Evaluation of the Technical Value of Powertrain Systems to Enable Safe Performance-based Flight Guidance for Urban Air Mobility

Abstract

Urban Air Mobility (UAM) has emerged as a promising solution to address the challenges of traditional transportation at urban level. This paper focuses on the powertrain systems of UAM vehicles, which play a critical role in ensuring safe and reliable flight operations. The study evaluates the performance implications of different powertrain systems for UAM multirotors and their relevance to safe performance-based flight guidance. Six different powertrain architectures are analyzed for three use cases (Airport Shuttle, Intra-City, and Mega-City), which results in 18 different variations of use case and powertrain architecture combinations.

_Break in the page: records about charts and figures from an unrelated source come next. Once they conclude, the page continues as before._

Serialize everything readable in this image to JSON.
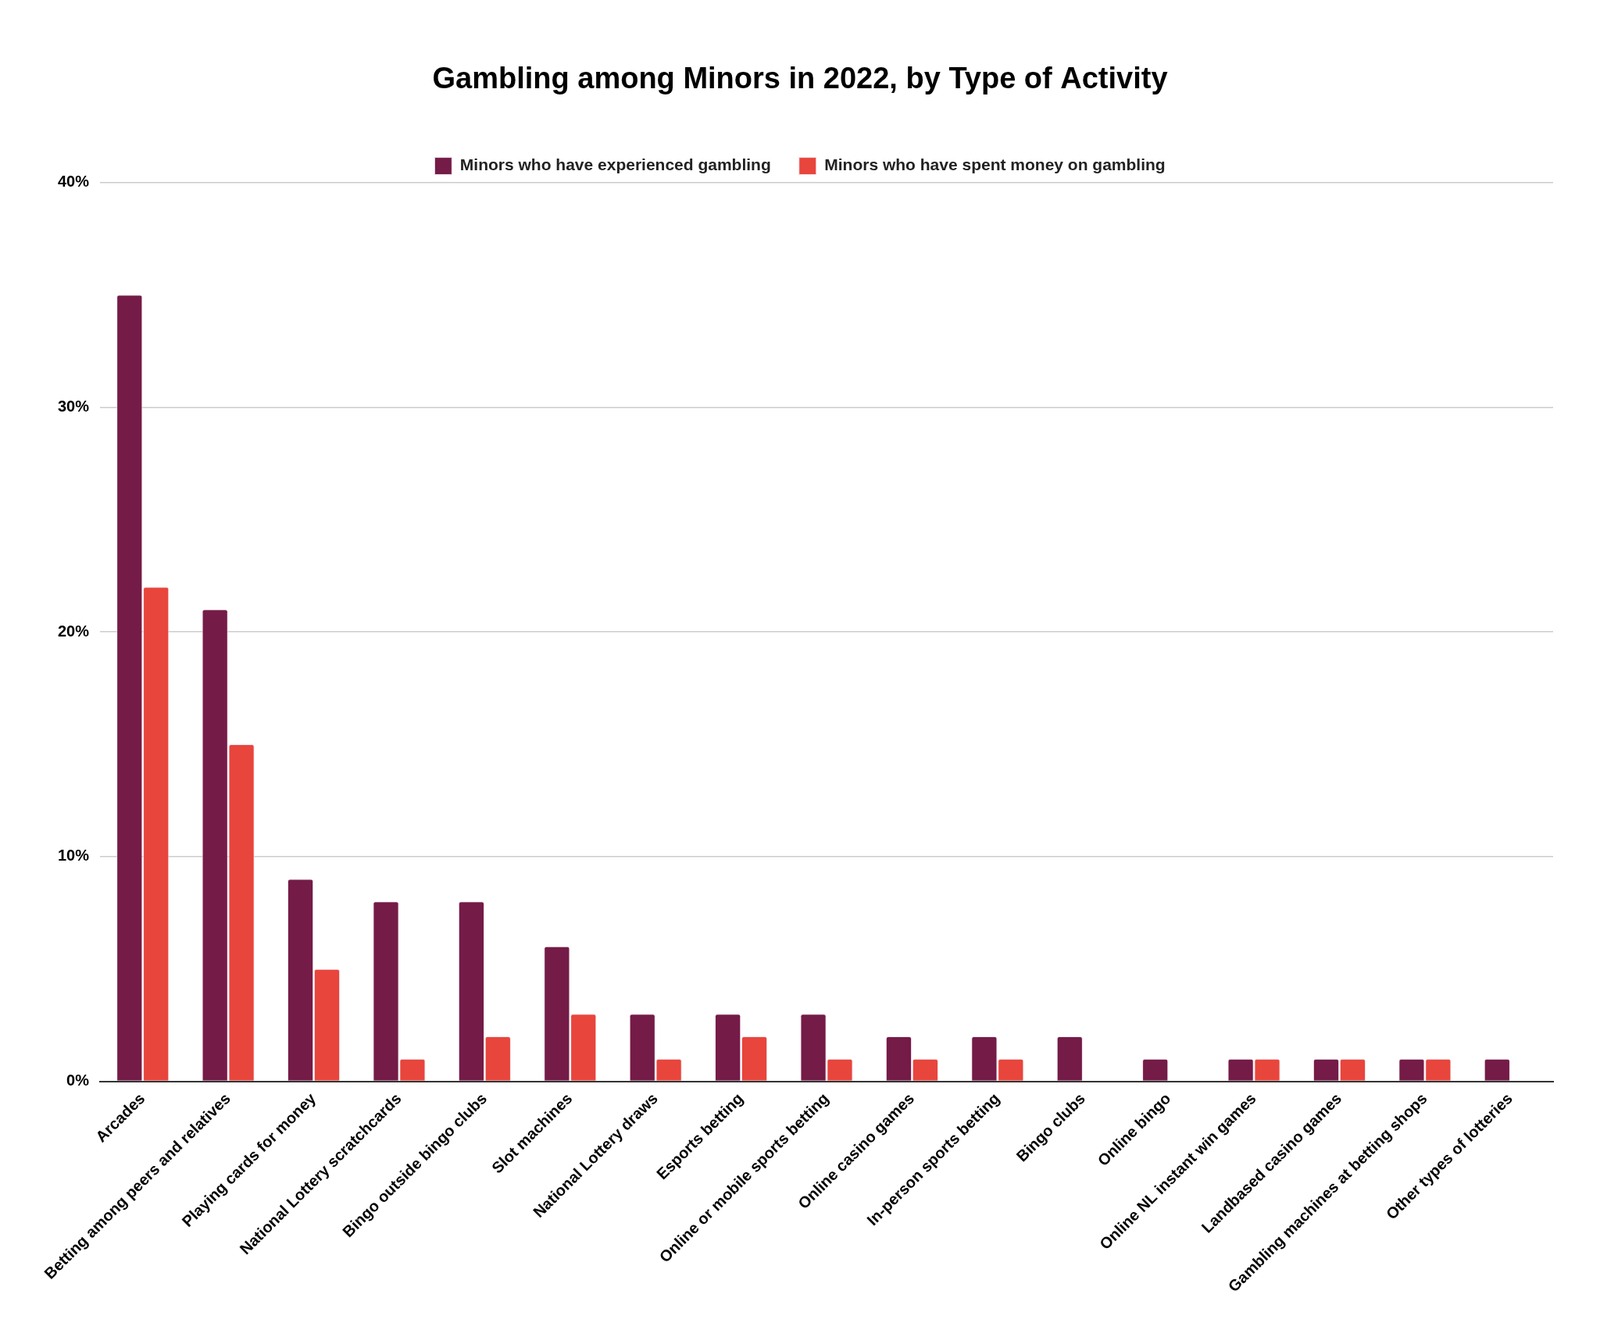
{
  "chart_data": {
    "type": "bar",
    "title": "Gambling among Minors in 2022, by Type of Activity",
    "categories": [
      "Arcades",
      "Betting among peers and relatives",
      "Playing cards for money",
      "National Lottery scratchcards",
      "Bingo outside bingo clubs",
      "Slot machines",
      "National Lottery draws",
      "Esports betting",
      "Online or mobile sports betting",
      "Online casino games",
      "In-person sports betting",
      "Bingo clubs",
      "Online bingo",
      "Online NL instant win games",
      "Landbased casino games",
      "Gambling machines at betting shops",
      "Other types of lotteries"
    ],
    "series": [
      {
        "name": "Minors who have experienced gambling",
        "color": "#741b47",
        "values": [
          35,
          21,
          9,
          8,
          8,
          6,
          3,
          3,
          3,
          2,
          2,
          2,
          1,
          1,
          1,
          1,
          1
        ]
      },
      {
        "name": "Minors who have spent money on gambling",
        "color": "#e8453c",
        "values": [
          22,
          15,
          5,
          1,
          2,
          3,
          1,
          2,
          1,
          1,
          1,
          0,
          0,
          1,
          1,
          1,
          0
        ]
      }
    ],
    "ylim": [
      0,
      40
    ],
    "yticks": [
      {
        "value": 0,
        "label": "0%"
      },
      {
        "value": 10,
        "label": "10%"
      },
      {
        "value": 20,
        "label": "20%"
      },
      {
        "value": 30,
        "label": "30%"
      },
      {
        "value": 40,
        "label": "40%"
      }
    ],
    "grid": true,
    "legend": "top"
  }
}
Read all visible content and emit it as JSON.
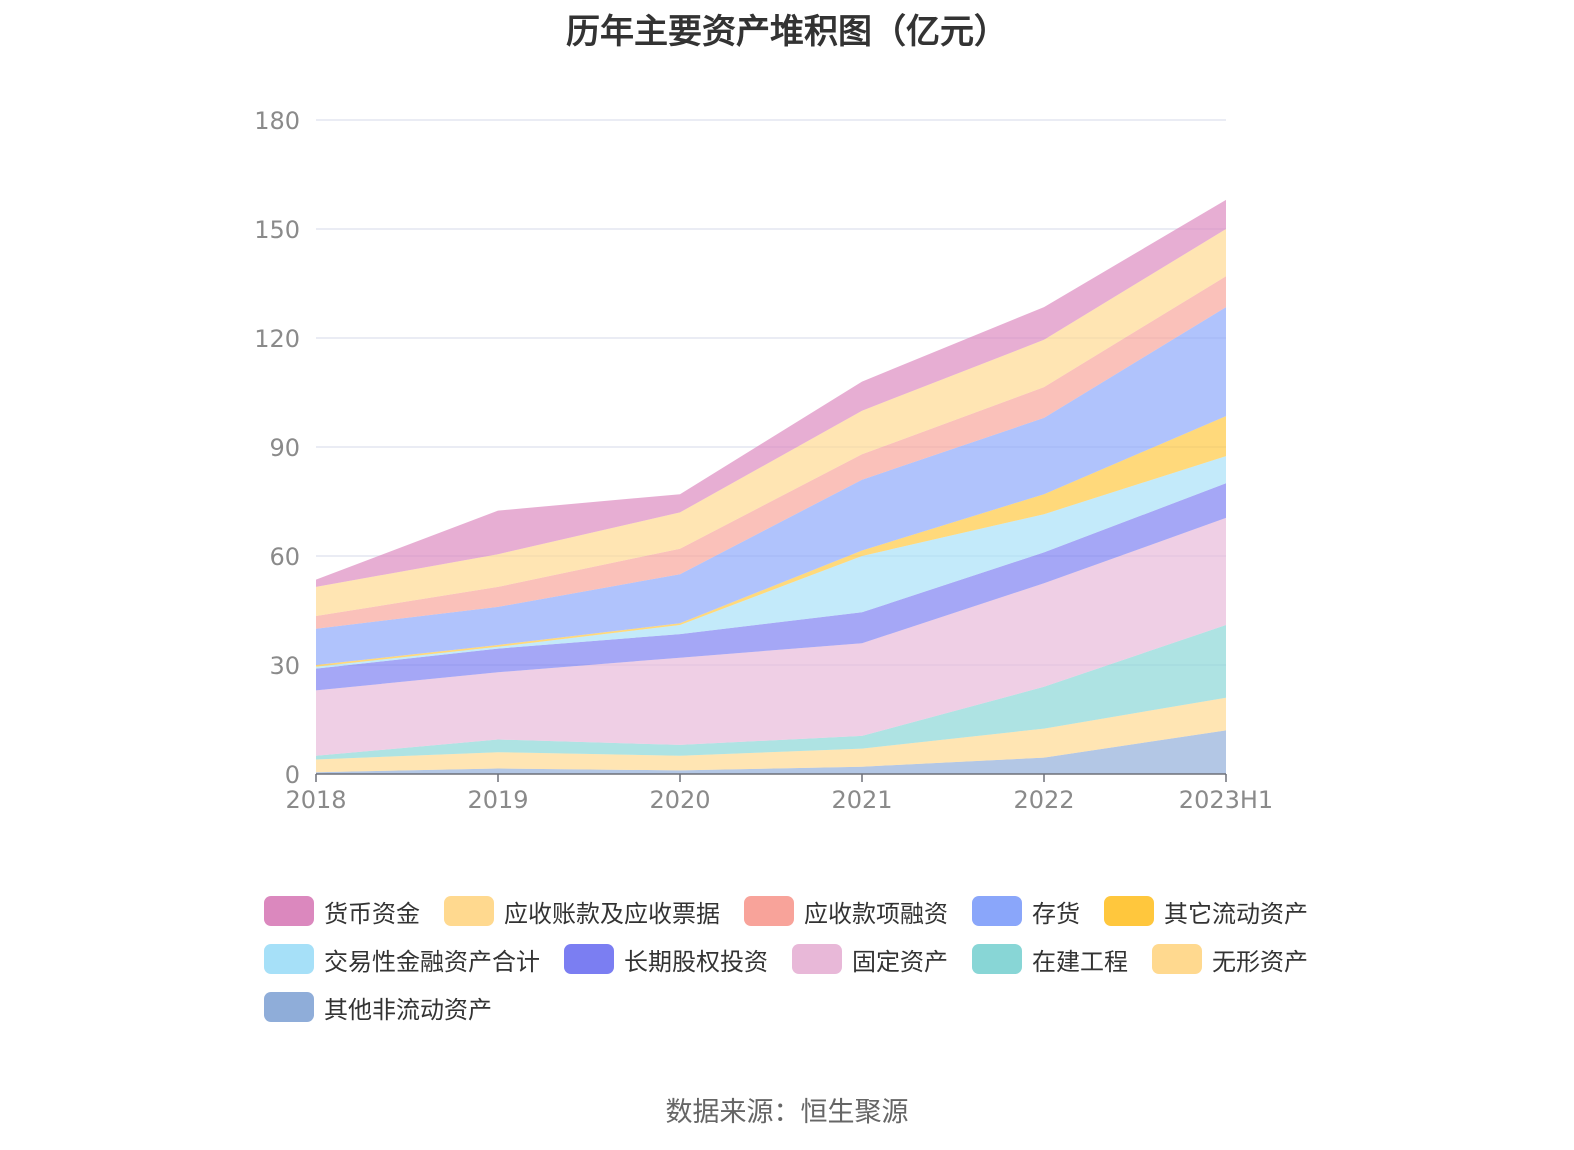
{
  "chart_data": {
    "type": "area",
    "stacked": true,
    "title": "历年主要资产堆积图（亿元）",
    "x": [
      "2018",
      "2019",
      "2020",
      "2021",
      "2022",
      "2023H1"
    ],
    "ylim": [
      0,
      180
    ],
    "yticks": [
      0,
      30,
      60,
      90,
      120,
      150,
      180
    ],
    "grid": true,
    "legend_position": "bottom",
    "series": [
      {
        "name": "其他非流动资产",
        "color": "#8fadd9",
        "values": [
          0.5,
          1.5,
          1.0,
          2.0,
          4.5,
          12.0
        ]
      },
      {
        "name": "无形资产",
        "color": "#ffd98f",
        "values": [
          3.5,
          4.5,
          4.0,
          5.0,
          8.0,
          9.0
        ]
      },
      {
        "name": "在建工程",
        "color": "#88d6d6",
        "values": [
          1.0,
          3.5,
          3.0,
          3.5,
          11.5,
          20.0
        ]
      },
      {
        "name": "固定资产",
        "color": "#e8b8d8",
        "values": [
          18.0,
          18.5,
          24.0,
          25.5,
          28.5,
          29.5
        ]
      },
      {
        "name": "长期股权投资",
        "color": "#7b7ef2",
        "values": [
          6.0,
          6.5,
          6.5,
          8.5,
          8.5,
          9.5
        ]
      },
      {
        "name": "交易性金融资产合计",
        "color": "#a6e0f8",
        "values": [
          0.5,
          0.5,
          2.5,
          15.5,
          10.5,
          7.5
        ]
      },
      {
        "name": "其它流动资产",
        "color": "#ffc73d",
        "values": [
          0.5,
          0.5,
          0.5,
          1.5,
          5.5,
          11.0
        ]
      },
      {
        "name": "存货",
        "color": "#8aa6fa",
        "values": [
          10.0,
          10.5,
          13.5,
          19.5,
          21.0,
          30.0
        ]
      },
      {
        "name": "应收款项融资",
        "color": "#f8a39a",
        "values": [
          3.5,
          5.5,
          7.0,
          7.0,
          8.5,
          8.5
        ]
      },
      {
        "name": "应收账款及应收票据",
        "color": "#ffd98f",
        "values": [
          8.0,
          9.0,
          10.0,
          12.0,
          13.0,
          13.0
        ]
      },
      {
        "name": "货币资金",
        "color": "#db88be",
        "values": [
          2.0,
          12.0,
          5.0,
          8.0,
          9.0,
          8.0
        ]
      }
    ]
  },
  "legend_order": [
    "货币资金",
    "应收账款及应收票据",
    "应收款项融资",
    "存货",
    "其它流动资产",
    "交易性金融资产合计",
    "长期股权投资",
    "固定资产",
    "在建工程",
    "无形资产",
    "其他非流动资产"
  ],
  "source_text": "数据来源：恒生聚源"
}
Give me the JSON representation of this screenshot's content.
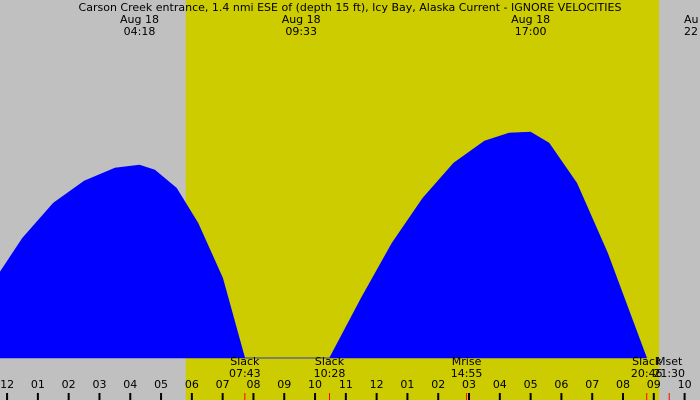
{
  "chart_data": {
    "type": "area",
    "title": "Carson Creek entrance, 1.4 nmi ESE of (depth 15 ft), Icy Bay, Alaska Current - IGNORE VELOCITIES",
    "x": [
      -0.23,
      0.5,
      1.5,
      2.5,
      3.5,
      4.3,
      4.8,
      5.5,
      6.2,
      7.0,
      7.72,
      8.5,
      9.5,
      10.47,
      11.5,
      12.5,
      13.5,
      14.5,
      15.5,
      16.3,
      17.0,
      17.6,
      18.5,
      19.5,
      20.77
    ],
    "values": [
      0.86,
      1.2,
      1.55,
      1.77,
      1.9,
      1.93,
      1.88,
      1.7,
      1.35,
      0.8,
      0,
      0,
      0,
      0,
      0.6,
      1.15,
      1.6,
      1.95,
      2.17,
      2.25,
      2.26,
      2.15,
      1.75,
      1.05,
      0
    ],
    "color": "#0000ff",
    "xlim": [
      -0.23,
      22.5
    ],
    "ylim": [
      0,
      3.58
    ],
    "xticks": [
      {
        "value": 0,
        "label": "12"
      },
      {
        "value": 1,
        "label": "01"
      },
      {
        "value": 2,
        "label": "02"
      },
      {
        "value": 3,
        "label": "03"
      },
      {
        "value": 4,
        "label": "04"
      },
      {
        "value": 5,
        "label": "05"
      },
      {
        "value": 6,
        "label": "06"
      },
      {
        "value": 7,
        "label": "07"
      },
      {
        "value": 8,
        "label": "08"
      },
      {
        "value": 9,
        "label": "09"
      },
      {
        "value": 10,
        "label": "10"
      },
      {
        "value": 11,
        "label": "11"
      },
      {
        "value": 12,
        "label": "12"
      },
      {
        "value": 13,
        "label": "01"
      },
      {
        "value": 14,
        "label": "02"
      },
      {
        "value": 15,
        "label": "03"
      },
      {
        "value": 16,
        "label": "04"
      },
      {
        "value": 17,
        "label": "05"
      },
      {
        "value": 18,
        "label": "06"
      },
      {
        "value": 19,
        "label": "07"
      },
      {
        "value": 20,
        "label": "08"
      },
      {
        "value": 21,
        "label": "09"
      },
      {
        "value": 22,
        "label": "10"
      }
    ],
    "daylight": [
      5.8,
      21.17
    ],
    "night_color": "#c0c0c0",
    "day_color": "#cccc00",
    "peaks": [
      {
        "x": 4.3,
        "date": "Aug 18",
        "time": "04:18"
      },
      {
        "x": 9.55,
        "date": "Aug 18",
        "time": "09:33"
      },
      {
        "x": 17.0,
        "date": "Aug 18",
        "time": "17:00"
      },
      {
        "x": 22.4,
        "date": "Au",
        "time": "22"
      }
    ],
    "events": [
      {
        "x": 7.72,
        "name": "Slack",
        "time": "07:43"
      },
      {
        "x": 10.47,
        "name": "Slack",
        "time": "10:28"
      },
      {
        "x": 14.92,
        "name": "Mrise",
        "time": "14:55"
      },
      {
        "x": 20.77,
        "name": "Slack",
        "time": "20:46"
      },
      {
        "x": 21.5,
        "name": "Mset",
        "time": "21:30"
      }
    ]
  }
}
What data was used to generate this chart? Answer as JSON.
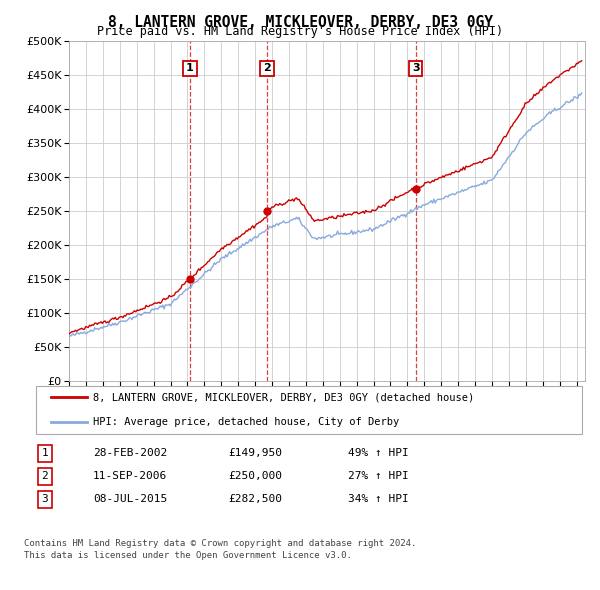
{
  "title": "8, LANTERN GROVE, MICKLEOVER, DERBY, DE3 0GY",
  "subtitle": "Price paid vs. HM Land Registry's House Price Index (HPI)",
  "ylim": [
    0,
    500000
  ],
  "yticks": [
    0,
    50000,
    100000,
    150000,
    200000,
    250000,
    300000,
    350000,
    400000,
    450000,
    500000
  ],
  "xlim_start": 1995.0,
  "xlim_end": 2025.5,
  "background_color": "#ffffff",
  "grid_color": "#cccccc",
  "hpi_color": "#88aadd",
  "price_color": "#cc0000",
  "sale_line_color": "#cc0000",
  "transaction_labels": [
    {
      "num": 1,
      "date": "28-FEB-2002",
      "price": "£149,950",
      "pct": "49% ↑ HPI",
      "year": 2002.15
    },
    {
      "num": 2,
      "date": "11-SEP-2006",
      "price": "£250,000",
      "pct": "27% ↑ HPI",
      "year": 2006.7
    },
    {
      "num": 3,
      "date": "08-JUL-2015",
      "price": "£282,500",
      "pct": "34% ↑ HPI",
      "year": 2015.5
    }
  ],
  "sale_prices": [
    149950,
    250000,
    282500
  ],
  "legend_label_price": "8, LANTERN GROVE, MICKLEOVER, DERBY, DE3 0GY (detached house)",
  "legend_label_hpi": "HPI: Average price, detached house, City of Derby",
  "footer_line1": "Contains HM Land Registry data © Crown copyright and database right 2024.",
  "footer_line2": "This data is licensed under the Open Government Licence v3.0."
}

Key performance indicators are used to assess the technical value of each use case - powertrain architecture combination. The findings highlight the importance of power and energy demand, weight, but also reliability in powertrain design. Power, efficiency, range, endurance, redundancy, and integration are identified as crucial factors for successful UAM operations. The study result show that a hybrid parallel powertrain architecture, which combines 20% battery power and 80% fossil fuel-derived power, demonstrates the highest technical value for all three covered use cases. The study contributes to the ongoing efforts in UAM research and development, paving the way for the realization of UAM's full potential as a sustainable mode of transportation in urban environments.